Gendarmenmarkt

Der Gendarmenmarkt ist einer der schönsten Plätze Europas – ein Muss für jeden Touristen. Hier bilden der Deutsche Dom, der Französische Dom und das Konzerthaus ein Ensemble von architektonischer Harmonie und Schönheit.

Der Platz wurde ab 1688 nach Plänen von J.A. Nering angelegt, ursprünglich hieß er Linden-Markt, später Friedrichstädtischer oder Neuer Markt. Da der Platz 1736–82 von einem Kürassierregiment „gens d'arms“ mit Wachen und Ställen genutzt wurde, entstand der Name Gendarmenmarkt. Nach 1777 wurde der Platz nach den Plänen von Georg Christian Unger einheitlich bebaut. Der im Zweiten Weltkrieg stark beschädigte Platz wurde anlässlich der 250-Jahr-Feier der Akademie der Wissenschaften in „Platz der Akademie“ umgetauft, 1991 erhielt er seinen ursprünglichen Namen zurück.

Französischer Dom

Der Französische Dom wurde 1701–05 nach Entwürfen von Cayart als Kirche für die aus Frankreich nach Berlin geflohenen Hugenotten erbaut. Der rechteckige Hauptbau ist an den Schmalseiten von halbkreisförmigen Anbauten umgeben. 1780–85 wurde im Rahmen der Umgestaltung des Gendarmenmarkes der imposante Turmbau nach Plänen von Gontard und Unger angefügt. Der im Krieg schwer beschädigte Dom wurde ab 1977 wieder aufgebaut.

Deutscher Dom

1701–08 wurde der auch unter dem Namen Neue Kirche bekannte Deutsche Dom wurde nach Plänen von M. Grünberg durch Giovanni Simonetti errichtet. 1780–85 ergänzte Carl von Gontard das Gebäude durch den Kuppelturm im Rahmen der Umgestaltung des Gendarmenmarktes. Der im Zweiten Weltkrieg zerstörte Dom wurde nach umfangreicher Restaurierung am 2.10.1996 wiedereröffnet.

Konzerthaus (Schauspielhaus)

Das Konzerthaus ist der von Karl Friedrich Schinkel errichtete Neubau, der anstelle des 1800–02 von Karl Gotthard Langhans erbauten Nationaltheaters entstand, das 1817 bis auf die Grundmauern abgebrannt war. Die Konzeption des Konzerthauses integrierte die Reste des Langhansschen Rechteckbaus und fügte in dessen Mitte einen höheren, breiteren, giebelbekrönten Baukörper mit vorgelagerter ionischer Säulenhalle ein.

Nach seiner Zerstörung im Zweiten Weltkrieg wurde das Gebäude zunächst nur gesichert, die systematische originalgetreue Restaurierung begann erst 1979. Nach seiner Wiedereröffnung 1984 diente es nicht mehr als Schauspiel-, sondern als Konzerthaus.


Bis 1688 war der Gendarmenmarkt, der zu den schönsten Plätzen Berlins zählt, ein Wiesen- und Ackergelände vor den Stadtmauern Berlins.

Die Architekturgeschichte des Platzes begann nach dem Siebenjährigen Krieg unter der regen Bautätigkeit Friedrich des Großen.
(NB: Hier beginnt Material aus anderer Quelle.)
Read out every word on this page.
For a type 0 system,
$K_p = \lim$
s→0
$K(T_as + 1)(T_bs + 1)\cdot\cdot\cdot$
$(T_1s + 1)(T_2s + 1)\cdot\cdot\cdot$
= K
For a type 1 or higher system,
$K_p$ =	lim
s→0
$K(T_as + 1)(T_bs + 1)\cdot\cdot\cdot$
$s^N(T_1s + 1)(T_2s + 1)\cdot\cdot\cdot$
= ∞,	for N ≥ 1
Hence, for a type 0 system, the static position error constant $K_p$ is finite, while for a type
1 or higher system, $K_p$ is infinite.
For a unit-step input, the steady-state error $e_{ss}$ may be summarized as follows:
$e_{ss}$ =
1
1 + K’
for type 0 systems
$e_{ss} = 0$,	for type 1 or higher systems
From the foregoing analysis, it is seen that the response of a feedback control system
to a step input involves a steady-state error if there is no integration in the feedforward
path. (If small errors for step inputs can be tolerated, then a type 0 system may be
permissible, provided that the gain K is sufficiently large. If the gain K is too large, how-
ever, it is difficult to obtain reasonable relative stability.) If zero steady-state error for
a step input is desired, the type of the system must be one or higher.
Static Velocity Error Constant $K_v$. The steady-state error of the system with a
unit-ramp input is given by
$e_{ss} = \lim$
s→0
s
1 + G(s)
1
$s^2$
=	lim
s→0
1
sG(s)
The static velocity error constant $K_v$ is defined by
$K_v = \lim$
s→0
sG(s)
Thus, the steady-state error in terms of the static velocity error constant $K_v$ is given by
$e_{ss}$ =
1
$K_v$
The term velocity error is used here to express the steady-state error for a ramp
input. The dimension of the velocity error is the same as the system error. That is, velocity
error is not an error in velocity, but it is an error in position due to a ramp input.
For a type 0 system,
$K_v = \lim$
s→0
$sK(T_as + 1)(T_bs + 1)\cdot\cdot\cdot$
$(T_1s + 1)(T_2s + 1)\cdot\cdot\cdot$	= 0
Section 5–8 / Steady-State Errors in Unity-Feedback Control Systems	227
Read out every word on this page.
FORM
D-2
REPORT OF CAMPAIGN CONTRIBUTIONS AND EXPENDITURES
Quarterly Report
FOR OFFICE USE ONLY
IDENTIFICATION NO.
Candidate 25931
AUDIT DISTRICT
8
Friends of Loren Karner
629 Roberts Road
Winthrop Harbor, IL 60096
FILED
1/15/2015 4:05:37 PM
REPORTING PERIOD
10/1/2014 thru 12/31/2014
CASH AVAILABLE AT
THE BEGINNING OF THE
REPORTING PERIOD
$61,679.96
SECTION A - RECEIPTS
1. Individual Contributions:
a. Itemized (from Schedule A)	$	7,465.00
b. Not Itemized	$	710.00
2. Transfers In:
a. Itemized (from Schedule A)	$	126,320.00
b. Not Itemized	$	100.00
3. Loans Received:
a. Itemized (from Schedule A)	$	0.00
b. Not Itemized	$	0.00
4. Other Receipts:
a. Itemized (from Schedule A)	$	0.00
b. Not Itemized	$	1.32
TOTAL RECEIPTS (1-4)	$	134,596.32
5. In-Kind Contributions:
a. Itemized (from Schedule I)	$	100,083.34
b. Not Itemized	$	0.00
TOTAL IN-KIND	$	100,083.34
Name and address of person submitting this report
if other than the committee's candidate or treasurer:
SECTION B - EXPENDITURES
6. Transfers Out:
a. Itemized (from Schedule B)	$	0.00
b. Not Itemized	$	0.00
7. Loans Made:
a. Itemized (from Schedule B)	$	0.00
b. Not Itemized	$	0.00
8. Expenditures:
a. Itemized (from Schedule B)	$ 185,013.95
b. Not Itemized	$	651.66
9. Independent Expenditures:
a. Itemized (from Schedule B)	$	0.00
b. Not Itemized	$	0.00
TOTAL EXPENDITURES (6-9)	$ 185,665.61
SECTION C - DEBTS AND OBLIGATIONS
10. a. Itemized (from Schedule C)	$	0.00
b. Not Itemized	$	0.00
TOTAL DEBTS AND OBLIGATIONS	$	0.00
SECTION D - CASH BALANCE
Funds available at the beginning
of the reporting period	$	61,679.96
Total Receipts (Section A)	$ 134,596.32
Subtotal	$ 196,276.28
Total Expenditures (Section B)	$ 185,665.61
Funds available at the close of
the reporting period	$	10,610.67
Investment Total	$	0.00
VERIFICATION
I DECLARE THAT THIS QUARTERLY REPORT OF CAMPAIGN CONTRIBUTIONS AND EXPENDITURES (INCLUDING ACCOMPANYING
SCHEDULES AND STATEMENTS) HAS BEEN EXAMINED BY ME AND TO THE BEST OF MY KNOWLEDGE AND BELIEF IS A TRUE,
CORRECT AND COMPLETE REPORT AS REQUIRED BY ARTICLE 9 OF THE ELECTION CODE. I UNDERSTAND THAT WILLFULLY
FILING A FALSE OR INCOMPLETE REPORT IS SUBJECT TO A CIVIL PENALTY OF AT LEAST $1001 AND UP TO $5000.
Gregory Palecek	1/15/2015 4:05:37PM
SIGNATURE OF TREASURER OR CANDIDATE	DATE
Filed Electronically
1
Die Baumeister Mathias Smids und Johann Arnold Nering legten ein strenges Raster über das Ackerland; der Gendarmenmarkt wurde allerdings erst nachträglich in das vorhandene Straßenraster eingefügt. Man war vor allem darauf bedacht, den hier errichteten Bauwerken einen angemessenen Wirkungsraum zu verschaffen. Der Deutsche Dom, der Französische Dom und das Konzerthaus (das frühere Schauspielhaus am Gendarmenmarkt) bilden ein bauliches Ensemble, das die strenge Rasterordnung der sie umgebenden Blöcke wiederholt.

Benannt ist der Platz nach der Hauptwache und den Ställen des Regiments Gendarmes, die sich von 1736 bis 1773 an dieser Stelle befanden. Seit 1777 erfolgte eine einheitliche Bebauung des Platzes nach Plänen Georg Christian Ungers. Als Vorbild soll die Piazza del Popolo in Rom gedient haben. Im II.Weltkrieg wurden der Platz und seine umliegenden Gebäude stark beschädigt. Anläßlich der 250-Jahr-Feier der Preußischen Akademie der Wissenschaften nannte der Ost-Berliner Magistrat den Gendamenmarkt in "Platz der Akademie" um, seit 1991 trägt er wieder seinen ursprünglichen Namen.